The sister sighed: "Nan Callender, you are the poorest fisherman--"
"I'm not! I'm none! And if I were one"--the disclaimant glistened with mirth--"I couldn't be as poor a one as he is; he's afraid of his own bait." She began to laugh but had to force back her tears: "I didn't mean that! He's never had any bait--for me, nor wanted any. Neither he nor I ever--Really, Con, you are the only one who's made any mistake as to either of us! You seem to think--"
"Oh, dearie, I don't think at all, I just know. I know he's furiously in love with you--Yes, furiously; but that he's determined to be fair to Fred Greenleaf--"

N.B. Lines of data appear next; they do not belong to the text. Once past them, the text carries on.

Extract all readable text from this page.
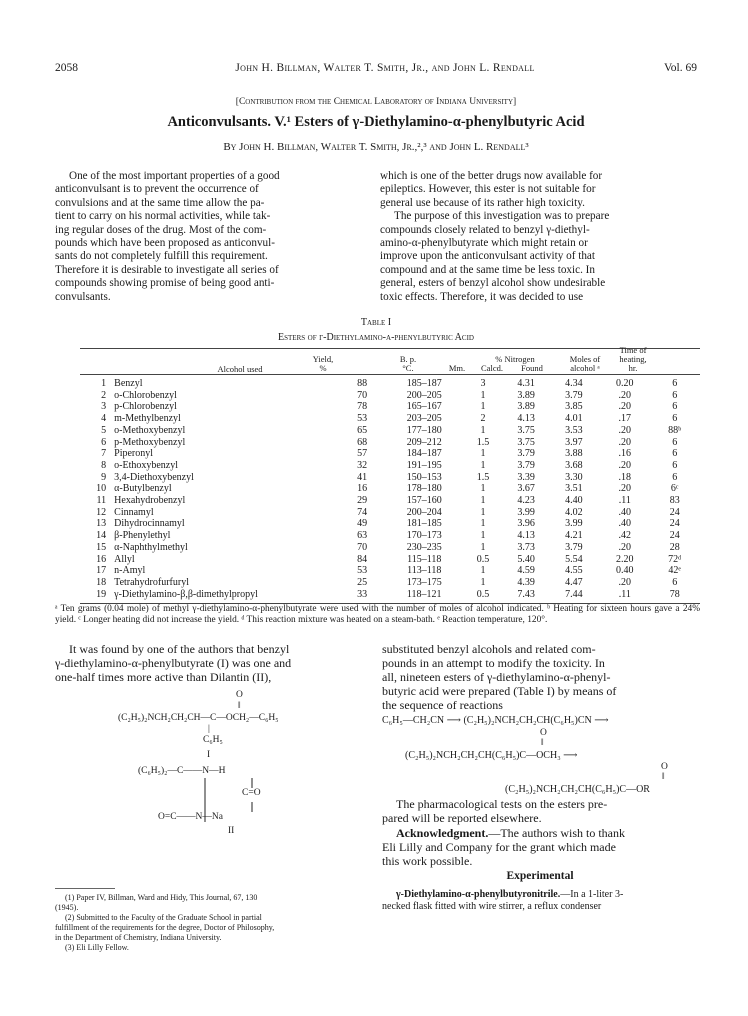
2058	John H. Billman, Walter T. Smith, Jr., and John L. Rendall	Vol. 69
[Contribution from the Chemical Laboratory of Indiana University]
Anticonvulsants. V.¹ Esters of γ-Diethylamino-α-phenylbutyric Acid
By John H. Billman, Walter T. Smith, Jr.,²,³ and John L. Rendall³

One of the most important properties of a good

anticonvulsant is to prevent the occurrence of

convulsions and at the same time allow the pa-

tient to carry on his normal activities, while tak-

ing regular doses of the drug. Most of the com-

pounds which have been proposed as anticonvul-

sants do not completely fulfill this requirement.

Therefore it is desirable to investigate all series of

compounds showing promise of being good anti-

convulsants.

which is one of the better drugs now available for

epileptics. However, this ester is not suitable for

general use because of its rather high toxicity.

The purpose of this investigation was to prepare

compounds closely related to benzyl γ-diethyl-

amino-α-phenylbutyrate which might retain or

improve upon the anticonvulsant activity of that

compound and at the same time be less toxic. In

general, esters of benzyl alcohol show undesirable

toxic effects. Therefore, it was decided to use

Table I
Esters of γ-Diethylamino-α-phenylbutyric Acid
Alcohol used
Yield,
%
B. p.
°C.	Mm.
% Nitrogen
Calcd.	Found
Moles of
alcohol ᵃ
Time of
heating,
hr.
1	Benzyl	88	185–187	3	4.31	4.34	0.20	6
2	o-Chlorobenzyl	70	200–205	1	3.89	3.79	.20	6
3	p-Chlorobenzyl	78	165–167	1	3.89	3.85	.20	6
4	m-Methylbenzyl	53	203–205	2	4.13	4.01	.17	6
5	o-Methoxybenzyl	65	177–180	1	3.75	3.53	.20	88ᵇ
6	p-Methoxybenzyl	68	209–212	1.5	3.75	3.97	.20	6
7	Piperonyl	57	184–187	1	3.79	3.88	.16	6
8	o-Ethoxybenzyl	32	191–195	1	3.79	3.68	.20	6
9	3,4-Diethoxybenzyl	41	150–153	1.5	3.39	3.30	.18	6
10	α-Butylbenzyl	16	178–180	1	3.67	3.51	.20	6ᶜ
11	Hexahydrobenzyl	29	157–160	1	4.23	4.40	.11	83
12	Cinnamyl	74	200–204	1	3.99	4.02	.40	24
13	Dihydrocinnamyl	49	181–185	1	3.96	3.99	.40	24
14	β-Phenylethyl	63	170–173	1	4.13	4.21	.42	24
15	α-Naphthylmethyl	70	230–235	1	3.73	3.79	.20	28
16	Allyl	84	115–118	0.5	5.40	5.54	2.20	72ᵈ
17	n-Amyl	53	113–118	1	4.59	4.55	0.40	42ᵉ
18	Tetrahydrofurfuryl	25	173–175	1	4.39	4.47	.20	6
19	γ-Diethylamino-β,β-dimethylpropyl	33	118–121	0.5	7.43	7.44	.11	78
ᵃ Ten grams (0.04 mole) of methyl γ-diethylamino-α-phenylbutyrate were used with the number of moles of alcohol indicated. ᵇ Heating for sixteen hours gave a 24% yield. ᶜ Longer heating did not increase the yield. ᵈ This reaction mixture was heated on a steam-bath. ᵉ Reaction temperature, 120°.

It was found by one of the authors that benzyl

γ-diethylamino-α-phenylbutyrate (I) was one and

one-half times more active than Dilantin (II),

O
‖
(C₂H₅)₂NCH₂CH₂CH—C—OCH₂—C₆H₅
|
C₆H₅
I
(C₆H₅)₂—C——N—H
C=O
O=C——N—Na
II

(1) Paper IV, Billman, Ward and Hidy, This Journal, 67, 130

(1945).

(2) Submitted to the Faculty of the Graduate School in partial

fulfillment of the requirements for the degree, Doctor of Philosophy,

in the Department of Chemistry, Indiana University.

(3) Eli Lilly Fellow.

substituted benzyl alcohols and related com-

pounds in an attempt to modify the toxicity. In

all, nineteen esters of γ-diethylamino-α-phenyl-

butyric acid were prepared (Table I) by means of

the sequence of reactions

C₆H₅—CH₂CN ⟶ (C₂H₅)₂NCH₂CH₂CH(C₆H₅)CN ⟶
O
‖
(C₂H₅)₂NCH₂CH₂CH(C₆H₅)C—OCH₃ ⟶
O
‖
(C₂H₅)₂NCH₂CH₂CH(C₆H₅)C—OR

The pharmacological tests on the esters pre-

pared will be reported elsewhere.

Acknowledgment.—The authors wish to thank

Eli Lilly and Company for the grant which made

this work possible.

Experimental

γ-Diethylamino-α-phenylbutyronitrile.—In a 1-liter 3-

necked flask fitted with wire stirrer, a reflux condenser
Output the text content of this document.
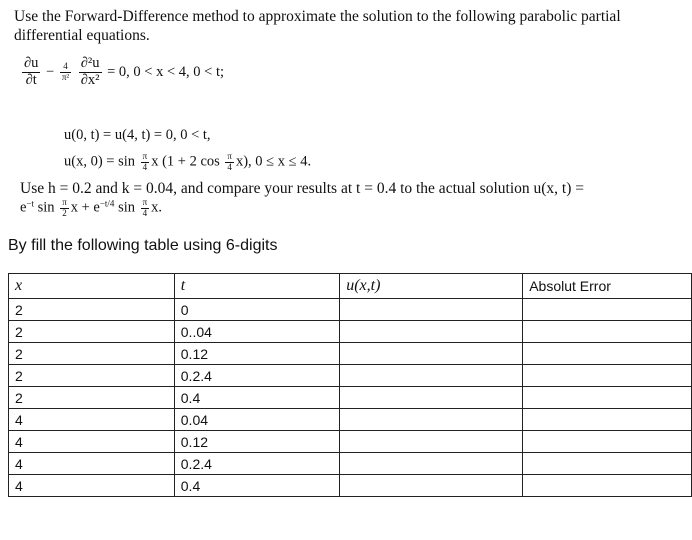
Use the Forward-Difference method to approximate the solution to the following parabolic partial
differential equations.
$\frac{\partial u}{\partial t} - \frac{4}{\text{π²}}$
$\frac{\text{∂²u}}{\text{∂x²}} = 0$, 0 < x < 4, 0 < t;
u(0, t) = u(4, t) = 0, 0 < t,
u(x, $0) = \sin \frac{\pi}{4}$ x (1 + 2 $\cos \frac{\pi}{4} x$), 0 ≤ x ≤ 4.
Use h = 0.2 and k = 0.04, and compare your results at t = 0.4 to the actual solution u(x, t) =
$e^{-t}$ $\sin \frac{\pi}{2}$ $x + e^{-t/4}$ $\sin \frac{\pi}{4} x$.
By fill the following table using 6-digits
x	t	u(x,t)	Absolut Error
2	0		
2	0..04		
2	0.12		
2	0.2.4		
2	0.4		
4	0.04		
4	0.12		
4	0.2.4		
4	0.4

"Oh!"--a yet wickeder smile.
"Yes, and that he feels poor. You know that if the General--"
The hearer lifted and dropped both arms: "Oh!--to be continued!"
"Well, I know, too, that he doesn't believe, anyhow, in soldiers marrying. I've never told you, sweet, but--if I hadn't cried so hard--Steve would have challenged Hilary Kincaid for what he said on that subject the night we were married!"
Anna straightened, flashed, and then dropped again as she asked, "Is that all you know?"
"No, I know what counts for more than all the rest; I know you're a terror to him."
Remotely in the terror's sad eyes glimmered a smile that was more than half satisfaction. "You might as well call him a coward," she murmured.
"Not at all. You know you've been a terror to every suitor you've ever had--except Fred Greenleaf; he's the only one you couldn't keep frightened out of his wits. Now this time I know it's only because you're--you're bothered! You don't know how you're going to feel--"
"Now, Con--"
"And you don't want to mislead him, and you're just bothered to death! It was the same way with me."